LIST OF REFERENCE NUMERALS

• 1 injection-molding tool
• 2 outer mold component
• 3 inner mold component
• 4 clearance
• 5 projection
• 6 front end of outer mold component
• 7 front end of inner mold component
• 10 injection-molded part
• 11 cylinder
• 12 front end
• 13 wall
• 14 plastic
• 15 bore, hole, opening
• 16 inner surface
• 17 outer surface
• 18 planar outer surface
• 19 planar inner surface
• 20 laser
• 21 laser beam
• 25 funnel-shaped contour
• 27 tip
• 60 inner planar contour
• 70 outer level contour
• A range
• B thickness
• D diameter
• L longitudinal axis

Claims

1. A method for producing an injection-molded part for a needle-free syringe, the method comprising the steps of:

forming an injection-molding tool from an outer mold component for an injection molding process and an inner mold component for the injection molding process, so that a clearance is formed;

forming a cylinder in the clearance during the injection-molding process, wherein the cylinder contacts, on all sides, an inner surface of the outer mold component and an outer surface of the inner mold component; and,

forming a through-bore in the region of a front end of the cylinder with a beam of a laser.

2. The method of claim 1, wherein a substantially planar outer surface on the cylinder is formed by the outer mold component at a front end thereof and a substantially planar inner surface on the cylinder is formed by the inner mold component at a corresponding front end thereof, the planar outer surface and the planar inner surface defining a wall at the front end of the cylinder.

3. The method of claim 2, wherein the through-bore is formed with the laser centrally and substantially parallel to a longitudinal axis within the wall of the cylinder.

4. The method of claim 3, wherein the laser is selected in terms of power and/or pulse rate so that the ablated material is sublimated.

5. The method of claim 2, wherein the through-bore, introduced in the wall by means of the laser, has a diameter in the range of 0.015 mm to 1 mm, wherein the through-bore, produced by the laser, is designed such that the diameter remains substantially constant along a thickness of the wall.

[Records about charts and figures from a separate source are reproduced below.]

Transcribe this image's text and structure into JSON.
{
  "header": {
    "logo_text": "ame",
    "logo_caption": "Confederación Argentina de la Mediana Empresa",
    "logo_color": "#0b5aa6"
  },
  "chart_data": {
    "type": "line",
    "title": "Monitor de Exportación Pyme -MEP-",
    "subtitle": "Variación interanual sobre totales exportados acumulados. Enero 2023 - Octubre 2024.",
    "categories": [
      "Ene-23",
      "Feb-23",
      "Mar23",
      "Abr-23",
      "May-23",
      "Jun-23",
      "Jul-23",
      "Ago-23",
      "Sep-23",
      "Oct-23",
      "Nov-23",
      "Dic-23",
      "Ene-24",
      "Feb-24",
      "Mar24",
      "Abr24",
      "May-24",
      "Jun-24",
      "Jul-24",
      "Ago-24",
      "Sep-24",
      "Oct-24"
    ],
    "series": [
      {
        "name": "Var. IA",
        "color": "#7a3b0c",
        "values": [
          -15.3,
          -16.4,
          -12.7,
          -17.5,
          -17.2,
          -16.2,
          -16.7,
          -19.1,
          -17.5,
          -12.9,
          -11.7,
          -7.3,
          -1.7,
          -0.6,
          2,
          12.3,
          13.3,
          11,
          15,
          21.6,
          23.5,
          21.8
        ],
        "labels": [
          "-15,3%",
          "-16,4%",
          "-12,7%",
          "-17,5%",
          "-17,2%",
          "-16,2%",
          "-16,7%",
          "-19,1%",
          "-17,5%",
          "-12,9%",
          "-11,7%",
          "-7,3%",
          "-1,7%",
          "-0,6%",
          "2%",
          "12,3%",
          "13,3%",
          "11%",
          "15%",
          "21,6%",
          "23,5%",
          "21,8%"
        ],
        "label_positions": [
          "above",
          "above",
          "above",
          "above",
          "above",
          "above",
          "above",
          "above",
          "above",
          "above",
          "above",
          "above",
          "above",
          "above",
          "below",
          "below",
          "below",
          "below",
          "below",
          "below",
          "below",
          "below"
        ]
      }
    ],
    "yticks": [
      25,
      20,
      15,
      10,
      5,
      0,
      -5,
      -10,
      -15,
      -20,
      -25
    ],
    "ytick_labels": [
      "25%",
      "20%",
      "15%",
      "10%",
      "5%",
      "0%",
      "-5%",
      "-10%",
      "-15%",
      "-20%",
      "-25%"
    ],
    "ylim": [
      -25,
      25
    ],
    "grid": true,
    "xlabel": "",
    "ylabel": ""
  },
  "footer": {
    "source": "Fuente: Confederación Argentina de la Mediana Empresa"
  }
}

6. The method of claim 1, wherein a funnel-shaped contour is formed by the outer mold component at a front end of the cylinder and a substantially planar inner surface of the cylinder is formed by the inner mold component at a corresponding front end of the inner mold component, wherein the funnel-shaped contour and the planar inner surface define a wall at the front end of the cylinder.

7. The method of claim 6, wherein the through-bore is performed with the laser centrally and substantially parallel to a longitudinal axis of the cylinder and the wall at the front end of the cylinder.

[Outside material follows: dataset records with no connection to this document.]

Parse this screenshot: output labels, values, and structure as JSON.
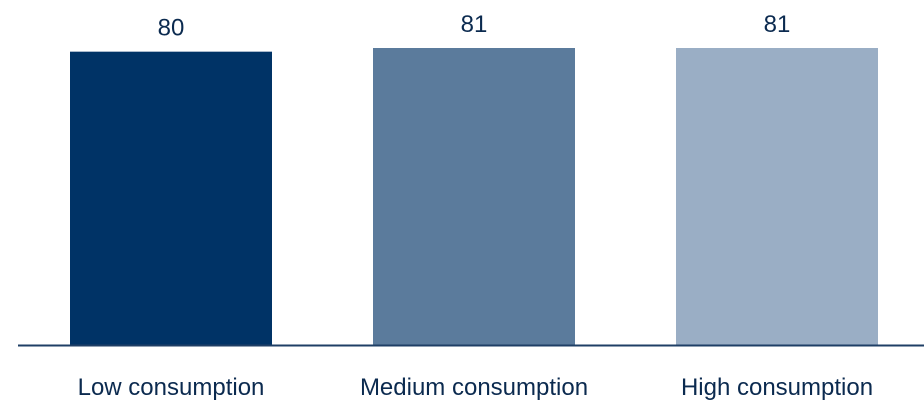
{
  "chart_data": {
    "type": "bar",
    "categories": [
      "Low consumption",
      "Medium consumption",
      "High consumption"
    ],
    "values": [
      80,
      81,
      81
    ],
    "data_labels": [
      "80",
      "81",
      "81"
    ],
    "title": "",
    "xlabel": "",
    "ylabel": "",
    "ylim": [
      0,
      81
    ],
    "grid": false,
    "legend": "none",
    "colors": [
      "#003366",
      "#5b7b9c",
      "#9aaec5"
    ],
    "axis_color": "#1f3f66",
    "label_color": "#0b2a4f"
  }
}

8. The method of claim 7, wherein the laser is selected in terms of power and/or pulse rate so that the ablated material is sublimated.

9. The method of claim 6, wherein the through-bore, introduced in the wall by the laser, has a diameter in the range of 0.015 mm to 1 mm, wherein the through-bore produced by the laser is designed such that the diameter remains substantially constant along a thickness of the wall.

10. A cylinder for a needle-free syringe, the cylinder comprising:

a wall formed at a front end of the cylinder, the cylinder for the needle-free syringe defining a longitudinal axis substantially aligned perpendicularly to the wall; and,

a through-bore arranged within the wall, the through-bore introduced with a laser beam wherein the through-bore is substantially parallel to the longitudinal axis, and wherein the through-bore has a diameter in the range of 0.015 mm to 1 mm and is designed such that the diameter remains substantially constant along a thickness of the wall.

11. The cylinder of claim 10, wherein the wall at the front end of the cylinder is defined by a substantially planar inner surface and a substantially planar outer surface.

12. The cylinder of claim 10, wherein the wall at the front end of the cylinder is defined by a substantially planar inner surface and a funnel-shaped contour at the front end of the cylinder.